Whatever the President says tonight and however the Congress responds, human migration — legal and illegal — will persist. Following is some of the context any effective policy or strategy will need to reflect.
The Global Context
Rapid population growth, rising economic expectations, and improved transportation networks have spurred unprecedented numbers of humans to move from places of economic disadvantage, social turmoil, and political oppression to places of greater wealth, security, and freedom.
Statistical sources are not always counting the same things in the same way. Many of the sources are estimates. And I am new enough at this topic I do not have confidence in my ability to rationalize the different approaches. Accordingly the following numbers should be seen as suggesting scope and scale, not as a precise accounting.
The United Nations International Migration Report (2013) indicates that there are over 232 million international migrants. These are citizens of one nation currently residing in another country regardless of status.
Approximately 41 million residents of the United States are foreign-born (13 percent of total population). Of this total the DHS Office of Immigration Statistics estimates that somewhat more than 11 million are not legally authorized (3.5 percent of total population) to be in the United States.
In 2013 roughly 1 million migrants entered the United States with some sort of authorized status. The United States is the single largest destination nation for migration, but there are other significant destinations.
The map immediately below reflects comparative migration in-flows. The second map shows comparative Gross Domestic Product.
Net inflows of migrants (Worldmapper)
Gross Domestic Product (Worldmapper)
While the poorest of the poor are not the most typical migrants, perceived vulnerability and/or persistent lack of economic mobility is clearly a major motivation. In an origin-analysis for unaccompanied minors presenting at the Southern border in the first half of this year, DHS/CBP found a pattern that coincides with poverty and, especially, violence (see map below).
In 1875 when construction began on the Statue of Liberty there was no federal legislation restricting immigration. In 1883 Emma Lazarus wrote these words,
Give me your tired, your poor,
Your huddled masses yearning to breathe free,
The wretched refuse of your teeming shore.
Send these, the homeless, tempest-tost to me,
I lift my lamp beside the golden door!
Even by then it was a bit more accurate to write, “Let me choose among your tired…” The Page Act of 1875 was aimed mostly at curtailing Asian migration to the United States. This was followed by the Chinese Exclusion Act of 1882. The Immigration Acts of 1903 and 1907 excluded several classes of potential immigrants such as anarchists, lepers, epileptics, and those with a variety of psychological disorders. The Immigration Act of 1924 established quotas for some nations of origin. Mexican immigration was restricted for the first time in 1965.

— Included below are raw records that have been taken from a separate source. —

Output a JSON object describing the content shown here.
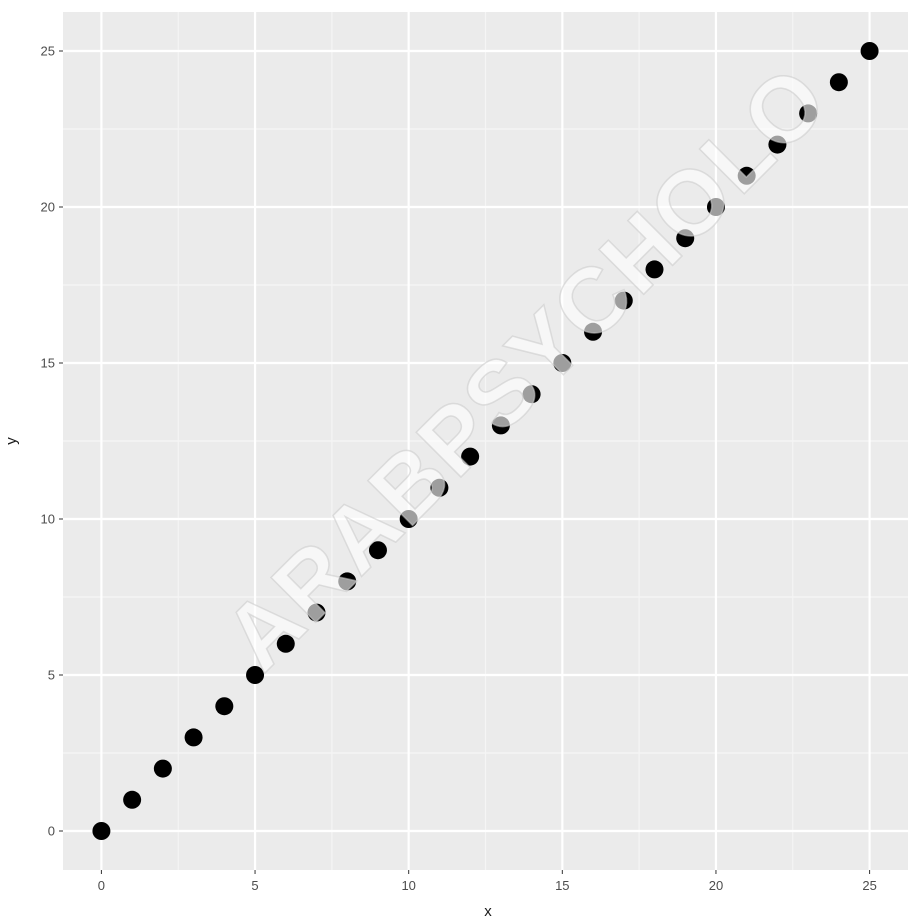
{
  "chart_data": {
    "type": "scatter",
    "title": "",
    "xlabel": "x",
    "ylabel": "y",
    "xlim": [
      -1.25,
      26.25
    ],
    "ylim": [
      -1.25,
      26.25
    ],
    "x_ticks": [
      0,
      5,
      10,
      15,
      20,
      25
    ],
    "y_ticks": [
      0,
      5,
      10,
      15,
      20,
      25
    ],
    "x_tick_labels": [
      "0",
      "5",
      "10",
      "15",
      "20",
      "25"
    ],
    "y_tick_labels": [
      "0",
      "5",
      "10",
      "15",
      "20",
      "25"
    ],
    "grid": true,
    "legend": "none",
    "colors": {
      "panel_background": "#ebebeb",
      "grid_major": "#ffffff",
      "grid_minor": "#f5f5f5",
      "point": "#000000"
    },
    "points": [
      {
        "x": 0,
        "y": 0
      },
      {
        "x": 1,
        "y": 1
      },
      {
        "x": 2,
        "y": 2
      },
      {
        "x": 3,
        "y": 3
      },
      {
        "x": 4,
        "y": 4
      },
      {
        "x": 5,
        "y": 5
      },
      {
        "x": 6,
        "y": 6
      },
      {
        "x": 7,
        "y": 7
      },
      {
        "x": 8,
        "y": 8
      },
      {
        "x": 9,
        "y": 9
      },
      {
        "x": 10,
        "y": 10
      },
      {
        "x": 11,
        "y": 11
      },
      {
        "x": 12,
        "y": 12
      },
      {
        "x": 13,
        "y": 13
      },
      {
        "x": 14,
        "y": 14
      },
      {
        "x": 15,
        "y": 15
      },
      {
        "x": 16,
        "y": 16
      },
      {
        "x": 17,
        "y": 17
      },
      {
        "x": 18,
        "y": 18
      },
      {
        "x": 19,
        "y": 19
      },
      {
        "x": 20,
        "y": 20
      },
      {
        "x": 21,
        "y": 21
      },
      {
        "x": 22,
        "y": 22
      },
      {
        "x": 23,
        "y": 23
      },
      {
        "x": 24,
        "y": 24
      },
      {
        "x": 25,
        "y": 25
      }
    ]
  },
  "watermark": {
    "text": "ARABPSYCHOLO"
  }
}
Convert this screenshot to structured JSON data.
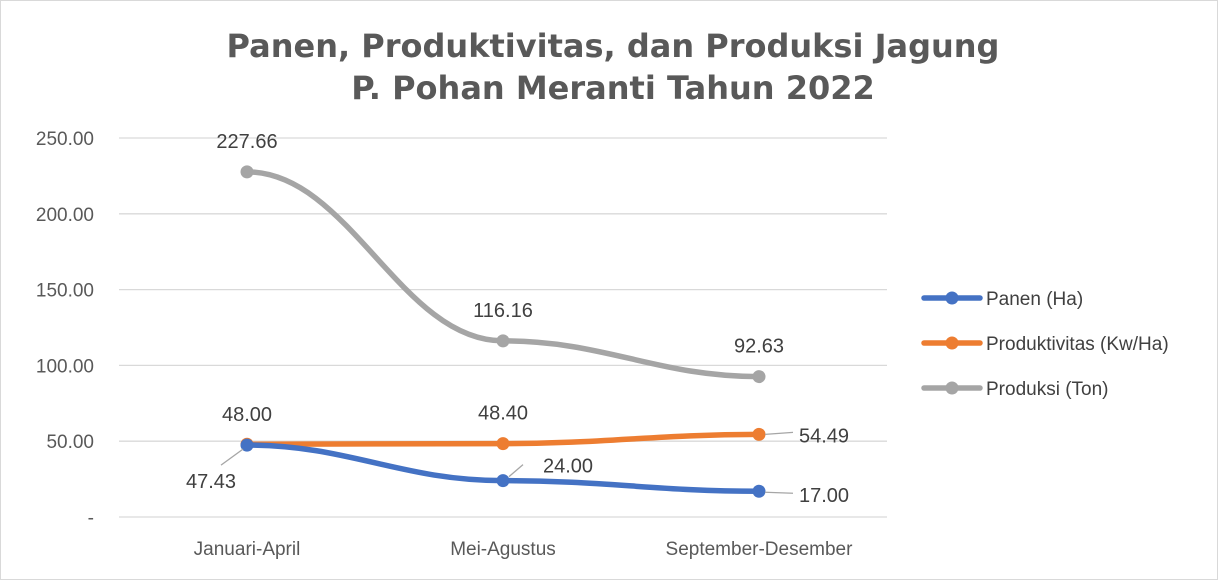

The Immigration Reform and Control Act of 1986 and the Illegal Immigration Reform and Immigrant Responsibility Act of 1996 emerged from a set of political, economic, and ethical issues rather similar to the situation today.
Regular readers may be annoyed — but you are not surprised — that I perceive a classical analogy.
Fundamental to Roman imperial policy was assimilation of “barbarians” (either conquered or immigrants). This was especially true in the Fourth Century as several Germanic tribes pressed hard by Hunnish invasions and migration piled up against and over Roman borderlands. Gibbon seems to argue the Goths were too different and too numerous to assimilate. So there is a traditional narrative that Rome fell to especially aggressive “immigrants.” Some contemporary scholars disagree. Alessandro Barbero and others point to the decision of the Emperor Valens in 378 to fight rather than make common cause with the Goths as a fundamental error. The Battle of Adrianople reversed several centuries of a culturally inclusive strategy and committed the Empire to an unsustainable effort to exclude. The city of Rome was sacked in 410.
Historians can argue what really happened then. We are making similar choices now. As with Valens and the Goths, it is sufficiently complicated that even historians may be unable to agree on the implications of what we do or fail to do.